Skills- and experience-laden job descriptions are at the root cause of why companies are having difficulty hiring enough strong people. There is a solution: First define the results required to be successful. Then find people who are competent and motivated to deliver these results.
For the past 30 years, I’ve been on a kick to ban traditional skills–and experience-based job descriptions. The prime reason: They’re anti-talent, anti-diversity and terrible predictors of future success. If your company is having problems hiring enough strong people, maybe it’s time to consider your job descriptions as the cause of the problem, not the solution. Unfortunately, too many human resources people pull out the legal trump card as their excuse for their continued use. To set the record straight, I asked David Goldstein, a preeminent attorney from Littler Mendelson (the largest U.S. labor law firm) to compare the idea of using a performance-based job description to the traditional job description. His whitepaper is included in the appendix of The Essential Guide for Hiring & Getting Hired. (Here’s how to obtain acopy, or you can watch this webcast we did together last year.) This is his interesting summary:
- By creating compelling job descriptions that are focused on key performance objectives, using advanced marketing and networking concepts to find top people, adopting evidence-based interviewing techniques, and integrating recruiting into the interviewing process, companies can attract better candidates and make better hiring decisions.

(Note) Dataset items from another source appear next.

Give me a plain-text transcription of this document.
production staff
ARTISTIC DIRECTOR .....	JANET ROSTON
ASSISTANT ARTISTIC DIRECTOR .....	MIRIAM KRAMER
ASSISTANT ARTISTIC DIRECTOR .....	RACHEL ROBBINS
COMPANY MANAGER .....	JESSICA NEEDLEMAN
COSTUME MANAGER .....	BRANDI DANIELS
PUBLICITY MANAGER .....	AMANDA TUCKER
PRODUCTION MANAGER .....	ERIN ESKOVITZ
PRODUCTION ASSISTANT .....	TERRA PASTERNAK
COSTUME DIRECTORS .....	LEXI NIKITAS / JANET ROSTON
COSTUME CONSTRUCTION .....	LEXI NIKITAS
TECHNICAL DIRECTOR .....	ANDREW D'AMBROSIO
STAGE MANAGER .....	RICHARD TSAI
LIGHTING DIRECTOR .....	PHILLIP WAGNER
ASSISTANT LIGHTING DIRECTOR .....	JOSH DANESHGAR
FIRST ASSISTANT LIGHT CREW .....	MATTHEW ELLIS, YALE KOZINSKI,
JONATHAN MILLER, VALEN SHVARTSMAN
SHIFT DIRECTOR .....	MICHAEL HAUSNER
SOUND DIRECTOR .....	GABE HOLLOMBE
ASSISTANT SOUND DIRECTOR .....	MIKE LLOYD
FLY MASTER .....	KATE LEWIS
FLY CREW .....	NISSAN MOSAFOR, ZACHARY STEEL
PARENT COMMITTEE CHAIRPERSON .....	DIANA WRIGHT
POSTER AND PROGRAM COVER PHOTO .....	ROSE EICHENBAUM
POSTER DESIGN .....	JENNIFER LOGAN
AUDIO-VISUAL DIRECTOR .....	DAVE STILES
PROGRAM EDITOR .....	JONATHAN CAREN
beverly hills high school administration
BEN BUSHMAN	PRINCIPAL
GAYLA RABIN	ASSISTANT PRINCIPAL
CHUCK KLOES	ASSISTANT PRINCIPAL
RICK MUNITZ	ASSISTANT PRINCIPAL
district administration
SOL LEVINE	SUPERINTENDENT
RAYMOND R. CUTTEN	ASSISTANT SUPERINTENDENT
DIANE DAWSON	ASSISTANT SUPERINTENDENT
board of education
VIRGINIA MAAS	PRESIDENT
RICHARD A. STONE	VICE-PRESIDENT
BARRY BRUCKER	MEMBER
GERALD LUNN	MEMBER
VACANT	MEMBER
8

- A properly prepared performance profile (aka performance-based job description) can identify and document the essential functions of a job better than traditional position descriptions, facilitating the reasonable accommodation of disabilities and making it easier to comply with the Americans with Disabilities Act and similar laws.
For background, a performance-based job description describes the work that a person needs to successfully accomplish during the first year on the job. Most jobs can be fully described in six to eight performance objectives. These are in the form of “complete the detailed project plan for the new automated warehouse in 120 days.” This compares to the more traditional: “Must have 5+ years of logistics and supply chain management experience in high-volume consumer durables, plus 3 years of supervisory experience.” Here are my top six reasons why using performance-based job descriptions are more effective in attracting, assessing and hiring stronger people than your company is hiring today:
1. Attract stronger people
By emphasizing the work itself and the employee value proposition, online job postings can better represent the career opportunity. Here’s an example of how job postings can be used to tell stories that are designed to attract the best people, rather than focus on weeding out the unqualified ones.
2. More accurate screening
While some level of skills is important, the “amount” written on a job description is arbitrary, misleading, and capricious. Unfortunately, front line recruiters use this criteria to screen out people who could do the work but have a different mix of skills and experiences than listed.
3. Increase influence with passive candidates.
A recruiter who doesn’t know the real job requirements is quickly branded as a gatekeeper and ignored by any talented person. This is equivalent to a sales rep who doesn’t know the product being represented. As hiring needs accelerate in 2015, this will be a critical bottleneck for any company wanting to attract passive candidates.
4. Become a better manager.
Clarifying job expectations upfront has been shown repeatedly to be the foundation of a strong and effective manager. This is the number one factor in Gallup’s Q12 list of factors that maximize employee performance and engagement. Google’s Project Oxygen reconfirmed this. Most important: a manager who doesn’t understand real job needs will not only turn off any strong candidate but is likely to hire someone who is taking the job for all of the wrong reasons.
5. Convert competencies into performance objectives.
Any competency like cultural fit, teamwork, organizational skills, drive or leadership is easy to assess using a performance-based job description. Just ask how the skill or competency is used and measured on the job. On a recent project, for example, strong communication skills for a research scientist was, “convert months of research into 10-minute TED-like talks to the executive team.”
6. Increase the predictability of on-the-job performance.
Using the most significant accomplishment question and Performance-based Interview, it’s easy to determine if a candidate is both competent and motivated to do the work required. It starts by getting comprehensive examples of the candidate’s accomplishments most related to those listed on the performance-based job description.
In a talent surplus situation perhaps it’s acceptable to use traditional skills-laden job descriptions to weed out the weaker candidates. In a talent scarcity situation, like we’re in now, this approach will backfire.